Maybe that choice will be to have sex -- ideally when she is emotionally and intellecutally ready for it.

If my daughter is a 20 year old college girl, and she's really trying to fit in, and she thinks the rich-kid jerk she's been seeing will REALLY like her, and will finally give her the emotional fulfillment she wants, if she just puts out -- well, I don't want her having sex in that situation.

If my daughter is a 20 year old college student, is in a serious relationship with mutual respect, and both parties understand and are willing to take appropriate precautions -- well, I'm not crazy about it, because dude, somebody will be boning my daughter (hell, I'll have the same problem if she's 30 and married to the guy). But I will generally and begrudgingly be "okay" with it.

And I will do my best to raise a daughter who doesn't need to go to a random skeezbag to find love, affection, and validation. Do that, and you've won 90% of the battle. You can keep your creepy key.

I'm going to raise my daughter so that she understands that only one person holds the key to her cooter -- that person is her, and she should embrace that power.
 
waiting for sex until marriage huh? yeah, that is a good plan.
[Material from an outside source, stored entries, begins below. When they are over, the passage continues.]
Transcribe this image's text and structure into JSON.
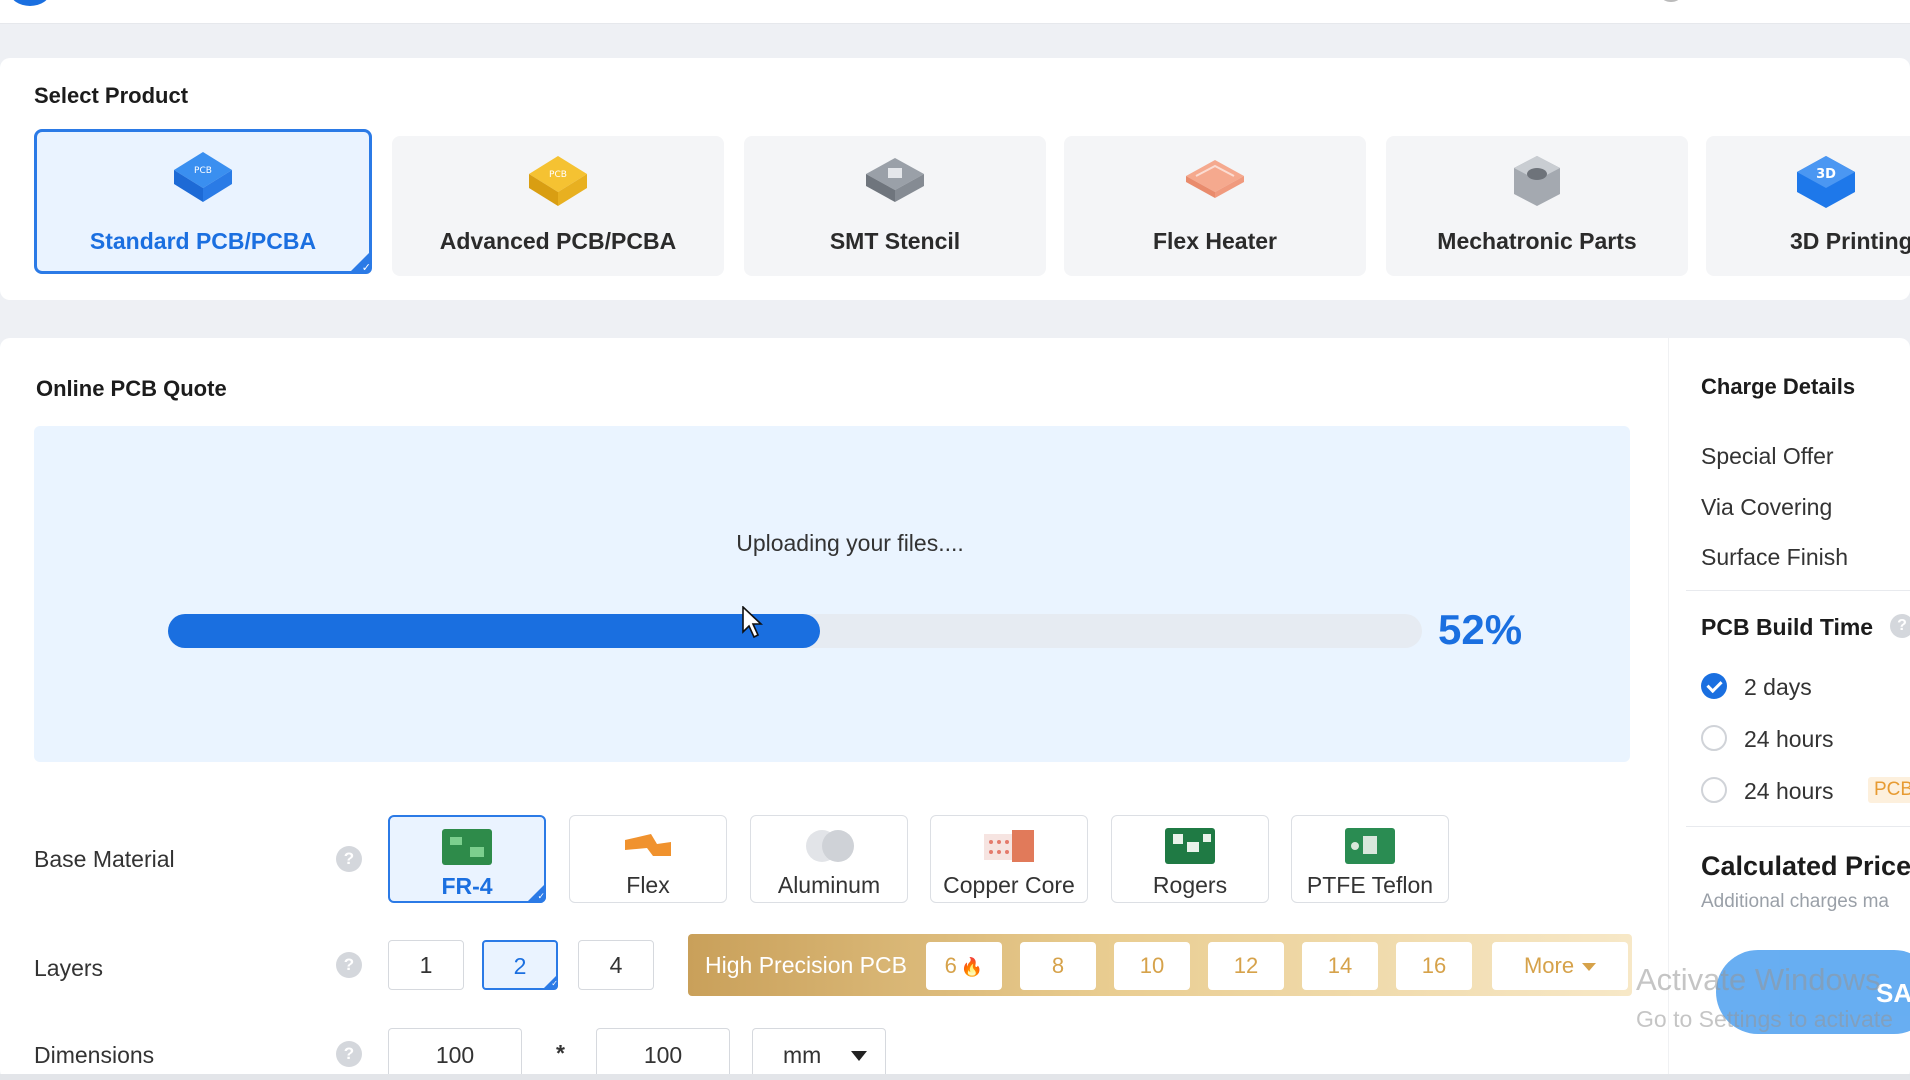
{
  "select_product": {
    "title": "Select Product",
    "items": [
      {
        "label": "Standard PCB/PCBA",
        "icon": "standard-pcb-icon",
        "active": true
      },
      {
        "label": "Advanced PCB/PCBA",
        "icon": "advanced-pcb-icon",
        "active": false
      },
      {
        "label": "SMT Stencil",
        "icon": "smt-stencil-icon",
        "active": false
      },
      {
        "label": "Flex Heater",
        "icon": "flex-heater-icon",
        "active": false
      },
      {
        "label": "Mechatronic Parts",
        "icon": "mechatronic-parts-icon",
        "active": false
      },
      {
        "label": "3D Printing",
        "icon": "3d-printing-icon",
        "active": false
      }
    ]
  },
  "quote": {
    "title": "Online PCB Quote",
    "upload": {
      "message": "Uploading your files....",
      "progress_percent": 52,
      "progress_label": "52%"
    },
    "base_material": {
      "label": "Base Material",
      "options": [
        "FR-4",
        "Flex",
        "Aluminum",
        "Copper Core",
        "Rogers",
        "PTFE Teflon"
      ],
      "selected": "FR-4"
    },
    "layers": {
      "label": "Layers",
      "options": [
        "1",
        "2",
        "4"
      ],
      "selected": "2",
      "high_precision": {
        "title": "High Precision PCB",
        "options": [
          "6",
          "8",
          "10",
          "12",
          "14",
          "16"
        ],
        "more_label": "More"
      }
    },
    "dimensions": {
      "label": "Dimensions",
      "width": "100",
      "times": "*",
      "height": "100",
      "unit": "mm"
    }
  },
  "charge_details": {
    "title": "Charge Details",
    "items": [
      "Special Offer",
      "Via Covering",
      "Surface Finish"
    ],
    "build_time": {
      "title": "PCB Build Time",
      "options": [
        {
          "label": "2 days",
          "checked": true
        },
        {
          "label": "24 hours",
          "checked": false
        },
        {
          "label": "24 hours",
          "checked": false
        }
      ],
      "tag": "PCB"
    },
    "calculated_price": "Calculated Price",
    "additional_note": "Additional charges ma"
  },
  "save_button_label": "SA",
  "watermark": {
    "title": "Activate Windows",
    "subtitle": "Go to Settings to activate"
  },
  "colors": {
    "accent": "#1a6fe0",
    "upload_bg": "#eaf4ff",
    "high_precision_gold": "#d6a24a"
  }
}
i am certainly not exciting about the thought of my little girl have sex in a few years, but i'm not sure i want her to wait until marriage... as if was any of my business. seems like to me that is experience that most every adult needs before entering marriage... but i am not old fashioned or religious. i think god would have to be cruel to give us the tools and hormones to have sex, but make us wait many years to do so. i am not one to believe that god is always testing us. i am hoping god is bit more evolved than that.
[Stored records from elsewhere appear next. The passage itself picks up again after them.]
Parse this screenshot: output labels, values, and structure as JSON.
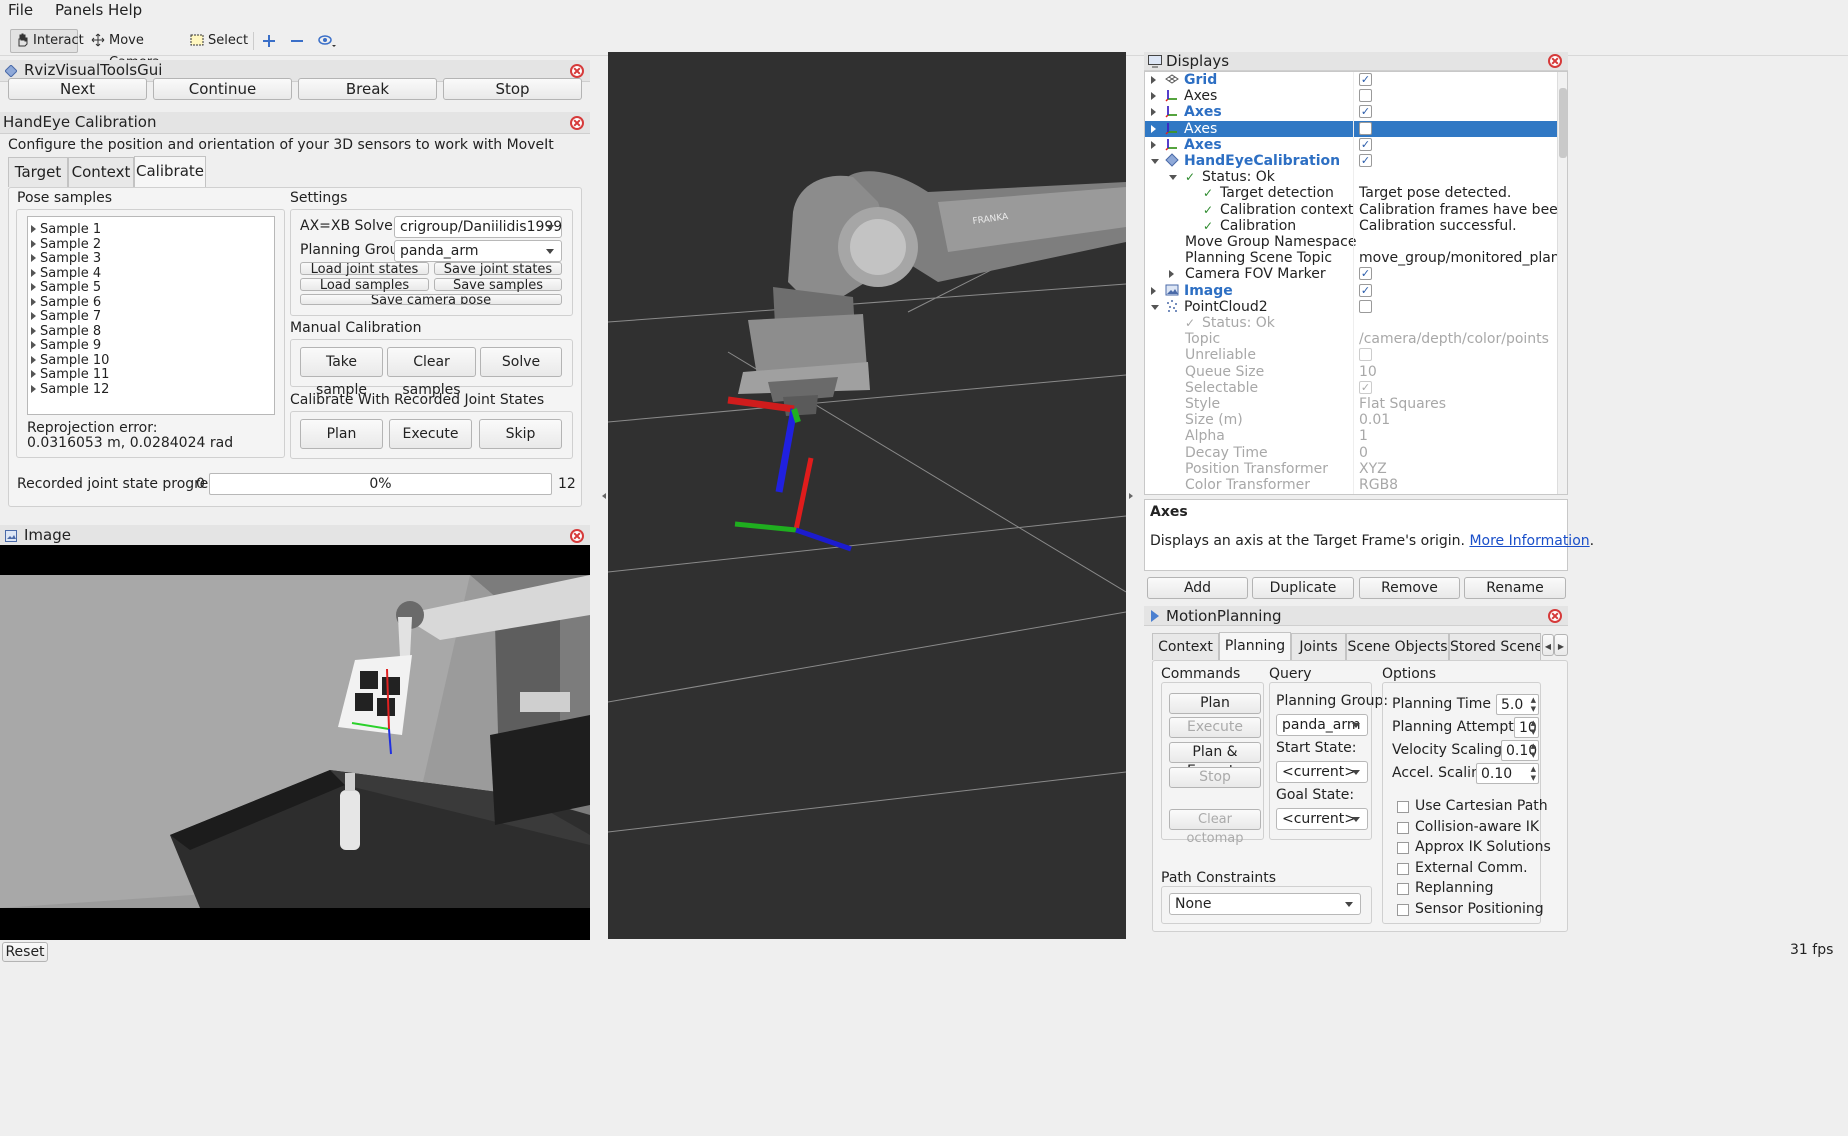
{
  "menu": {
    "file": "File",
    "panels": "Panels",
    "help": "Help"
  },
  "toolbar": {
    "interact": "Interact",
    "move_camera": "Move Camera",
    "select": "Select"
  },
  "rviz_tools": {
    "title": "RvizVisualToolsGui",
    "next": "Next",
    "continue": "Continue",
    "break": "Break",
    "stop": "Stop"
  },
  "handeye": {
    "title": "HandEye Calibration",
    "description": "Configure the position and orientation of your 3D sensors to work with MoveIt",
    "tabs": [
      "Target",
      "Context",
      "Calibrate"
    ],
    "pose_samples_label": "Pose samples",
    "samples": [
      "Sample 1",
      "Sample 2",
      "Sample 3",
      "Sample 4",
      "Sample 5",
      "Sample 6",
      "Sample 7",
      "Sample 8",
      "Sample 9",
      "Sample 10",
      "Sample 11",
      "Sample 12"
    ],
    "reproj_label": "Reprojection error:",
    "reproj_value": "0.0316053 m, 0.0284024 rad",
    "settings_label": "Settings",
    "solver_label": "AX=XB Solver",
    "solver_value": "crigroup/Daniilidis1999",
    "planning_group_label": "Planning Group",
    "planning_group_value": "panda_arm",
    "load_joint": "Load joint states",
    "save_joint": "Save joint states",
    "load_samples": "Load samples",
    "save_samples": "Save samples",
    "save_camera": "Save camera pose",
    "manual_label": "Manual Calibration",
    "take_sample": "Take sample",
    "clear_samples": "Clear samples",
    "solve": "Solve",
    "recorded_label": "Calibrate With Recorded Joint States",
    "plan": "Plan",
    "execute": "Execute",
    "skip": "Skip",
    "progress_label": "Recorded joint state progress:",
    "progress_min": "0",
    "progress_text": "0%",
    "progress_max": "12",
    "progress_fraction": 0
  },
  "image_panel": {
    "title": "Image"
  },
  "displays": {
    "title": "Displays",
    "rows": [
      {
        "label": "Grid",
        "value": "",
        "style": "blue"
      },
      {
        "label": "Axes",
        "value": "",
        "style": "normal"
      },
      {
        "label": "Axes",
        "value": "",
        "style": "blue"
      },
      {
        "label": "Axes",
        "value": "",
        "style": "selected"
      },
      {
        "label": "Axes",
        "value": "",
        "style": "blue"
      },
      {
        "label": "HandEyeCalibration",
        "value": "",
        "style": "blue"
      },
      {
        "label": "Status: Ok",
        "value": "",
        "style": "normal"
      },
      {
        "label": "Target detection",
        "value": "Target pose detected.",
        "style": "normal"
      },
      {
        "label": "Calibration context",
        "value": "Calibration frames have been s...",
        "style": "normal"
      },
      {
        "label": "Calibration",
        "value": "Calibration successful.",
        "style": "normal"
      },
      {
        "label": "Move Group Namespace",
        "value": "",
        "style": "normal"
      },
      {
        "label": "Planning Scene Topic",
        "value": "move_group/monitored_planni...",
        "style": "normal"
      },
      {
        "label": "Camera FOV Marker",
        "value": "",
        "style": "normal"
      },
      {
        "label": "Image",
        "value": "",
        "style": "blue"
      },
      {
        "label": "PointCloud2",
        "value": "",
        "style": "normal"
      },
      {
        "label": "Status: Ok",
        "value": "",
        "style": "dim"
      },
      {
        "label": "Topic",
        "value": "/camera/depth/color/points",
        "style": "dim"
      },
      {
        "label": "Unreliable",
        "value": "",
        "style": "dim"
      },
      {
        "label": "Queue Size",
        "value": "10",
        "style": "dim"
      },
      {
        "label": "Selectable",
        "value": "",
        "style": "dim"
      },
      {
        "label": "Style",
        "value": "Flat Squares",
        "style": "dim"
      },
      {
        "label": "Size (m)",
        "value": "0.01",
        "style": "dim"
      },
      {
        "label": "Alpha",
        "value": "1",
        "style": "dim"
      },
      {
        "label": "Decay Time",
        "value": "0",
        "style": "dim"
      },
      {
        "label": "Position Transformer",
        "value": "XYZ",
        "style": "dim"
      },
      {
        "label": "Color Transformer",
        "value": "RGB8",
        "style": "dim"
      }
    ],
    "desc_title": "Axes",
    "desc_text": "Displays an axis at the Target Frame's origin.",
    "desc_link": "More Information",
    "desc_end": ".",
    "add": "Add",
    "duplicate": "Duplicate",
    "remove": "Remove",
    "rename": "Rename"
  },
  "motion": {
    "title": "MotionPlanning",
    "tabs": [
      "Context",
      "Planning",
      "Joints",
      "Scene Objects",
      "Stored Scene"
    ],
    "commands_label": "Commands",
    "plan": "Plan",
    "execute": "Execute",
    "plan_execute": "Plan & Execute",
    "stop": "Stop",
    "clear_octomap": "Clear octomap",
    "query_label": "Query",
    "planning_group_label": "Planning Group:",
    "planning_group_value": "panda_arm",
    "start_state_label": "Start State:",
    "start_state_value": "<current>",
    "goal_state_label": "Goal State:",
    "goal_state_value": "<current>",
    "options_label": "Options",
    "planning_time_label": "Planning Time (s):",
    "planning_time": "5.0",
    "planning_attempts_label": "Planning Attempts:",
    "planning_attempts": "10",
    "velocity_label": "Velocity Scaling:",
    "velocity": "0.10",
    "accel_label": "Accel. Scaling:",
    "accel": "0.10",
    "options": [
      "Use Cartesian Path",
      "Collision-aware IK",
      "Approx IK Solutions",
      "External Comm.",
      "Replanning",
      "Sensor Positioning"
    ],
    "path_constraints_label": "Path Constraints",
    "path_constraints_value": "None"
  },
  "status": {
    "reset": "Reset",
    "fps": "31 fps"
  },
  "scene": {
    "brand": "FRANKA"
  }
}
i will just talk to her about sex and the proper use of it. it is not a tool to get things you want or to build self esteem. that is my main concern.... why she would engage in sex.
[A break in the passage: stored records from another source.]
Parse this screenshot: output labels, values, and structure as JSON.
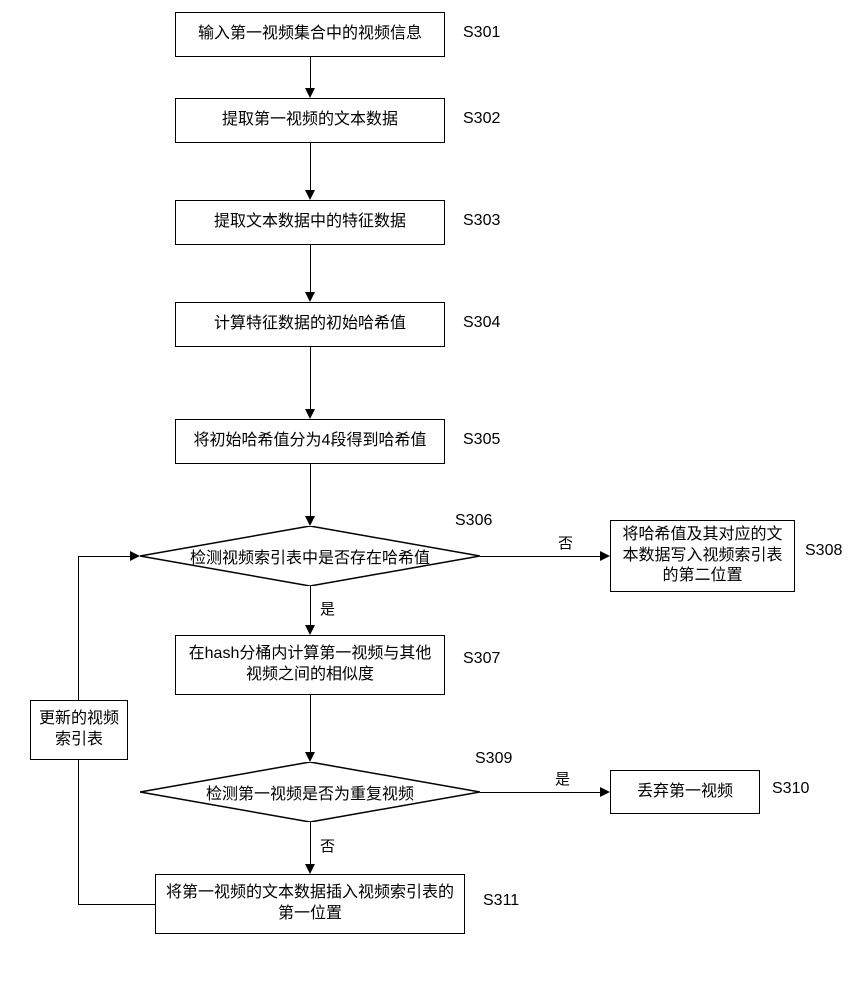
{
  "chart_data": {
    "type": "flowchart",
    "nodes": [
      {
        "id": "S301",
        "kind": "process",
        "text": "输入第一视频集合中的视频信息"
      },
      {
        "id": "S302",
        "kind": "process",
        "text": "提取第一视频的文本数据"
      },
      {
        "id": "S303",
        "kind": "process",
        "text": "提取文本数据中的特征数据"
      },
      {
        "id": "S304",
        "kind": "process",
        "text": "计算特征数据的初始哈希值"
      },
      {
        "id": "S305",
        "kind": "process",
        "text": "将初始哈希值分为4段得到哈希值"
      },
      {
        "id": "S306",
        "kind": "decision",
        "text": "检测视频索引表中是否存在哈希值"
      },
      {
        "id": "S307",
        "kind": "process",
        "text": "在hash分桶内计算第一视频与其他视频之间的相似度"
      },
      {
        "id": "S308",
        "kind": "process",
        "text": "将哈希值及其对应的文本数据写入视频索引表的第二位置"
      },
      {
        "id": "S309",
        "kind": "decision",
        "text": "检测第一视频是否为重复视频"
      },
      {
        "id": "S310",
        "kind": "process",
        "text": "丢弃第一视频"
      },
      {
        "id": "S311",
        "kind": "process",
        "text": "将第一视频的文本数据插入视频索引表的第一位置"
      },
      {
        "id": "SIDE",
        "kind": "process",
        "text": "更新的视频索引表"
      }
    ],
    "edges": [
      {
        "from": "S301",
        "to": "S302"
      },
      {
        "from": "S302",
        "to": "S303"
      },
      {
        "from": "S303",
        "to": "S304"
      },
      {
        "from": "S304",
        "to": "S305"
      },
      {
        "from": "S305",
        "to": "S306"
      },
      {
        "from": "S306",
        "to": "S307",
        "label": "是"
      },
      {
        "from": "S306",
        "to": "S308",
        "label": "否"
      },
      {
        "from": "S307",
        "to": "S309"
      },
      {
        "from": "S309",
        "to": "S310",
        "label": "是"
      },
      {
        "from": "S309",
        "to": "S311",
        "label": "否"
      },
      {
        "from": "S311",
        "to": "S306",
        "via": "SIDE",
        "note": "更新的视频索引表"
      }
    ]
  },
  "labels": {
    "S301": "S301",
    "S302": "S302",
    "S303": "S303",
    "S304": "S304",
    "S305": "S305",
    "S306": "S306",
    "S307": "S307",
    "S308": "S308",
    "S309": "S309",
    "S310": "S310",
    "S311": "S311",
    "yes": "是",
    "no": "否"
  }
}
she is 11 so hopefully i'll have at least 6 or 7 years. save your okie jokes.
 
Just for informational purposes from The Link ....

risk_lg.jpg


1. Determine the total number of sexual partners you have had.
2. Find that number on the LEFT side of the chart.
3. Look all the way across the page to find the number of people you have been exposed to.

These numbers are assuming that your partners have had only the same number of sexual partners as you. If your partners have had more sexual partners, YOUR RISK IS GREATER than the number shown. This is also assuming that your partners are totally honest with you. GET SMART!

Statistics

* 1 in 5 Americans has been infected with an STD (American Social Health Association).
* The fastest growing population contracting AIDS is women. In 1985, 7% of AIDS cases reported were women. That percentage increased to 14% in 1992, and to 23% in 1999 (AIDS.ORG).
* Sexually active adolescent girls have the highest risk of cervical infections because the ectropion, or delicate tissue that surrounds a young woman's cervix, is not fully formed until she is 18 years old. It is, therefore, very vulnerable to blood borne infections (Alan Gutmacher Institute, 1994).
* Approximately 2/3 of all people who acquire STDs are under 25 (American Social Health Association).
* PID or Pelvic Inflammatory Disease is the most rapidly increasing cause of infertility in the United States. Researchers have estimated that a sexually active 15-year-old has a 1 in 8 chance of developing PID. By the age of 24, the probability decreases to 1 in 80 (The Medical Institute).
* There are presently more than 25 significant STDs (Center for Disease Control).
* In the United States, more than 65 million people are currently living with an incurable STD. An additional 15 million people become infected each year (ibid).
* In 1999, reports indicated that strains of Human Papilloma Virus (HPV) were present in 99% of samples tested for cervical cancer. It is estimated that 75% of sexually active Americans are or have previously been infected with HPV (The Medical Institute).
* While almost all STDs can be treated to relieve pain or minimize symptoms, there is no cure for viral STDs, including Human Papilloma Virus (HPV), Human Immunodeficiency Virus (HIV), and Herpes (ibid).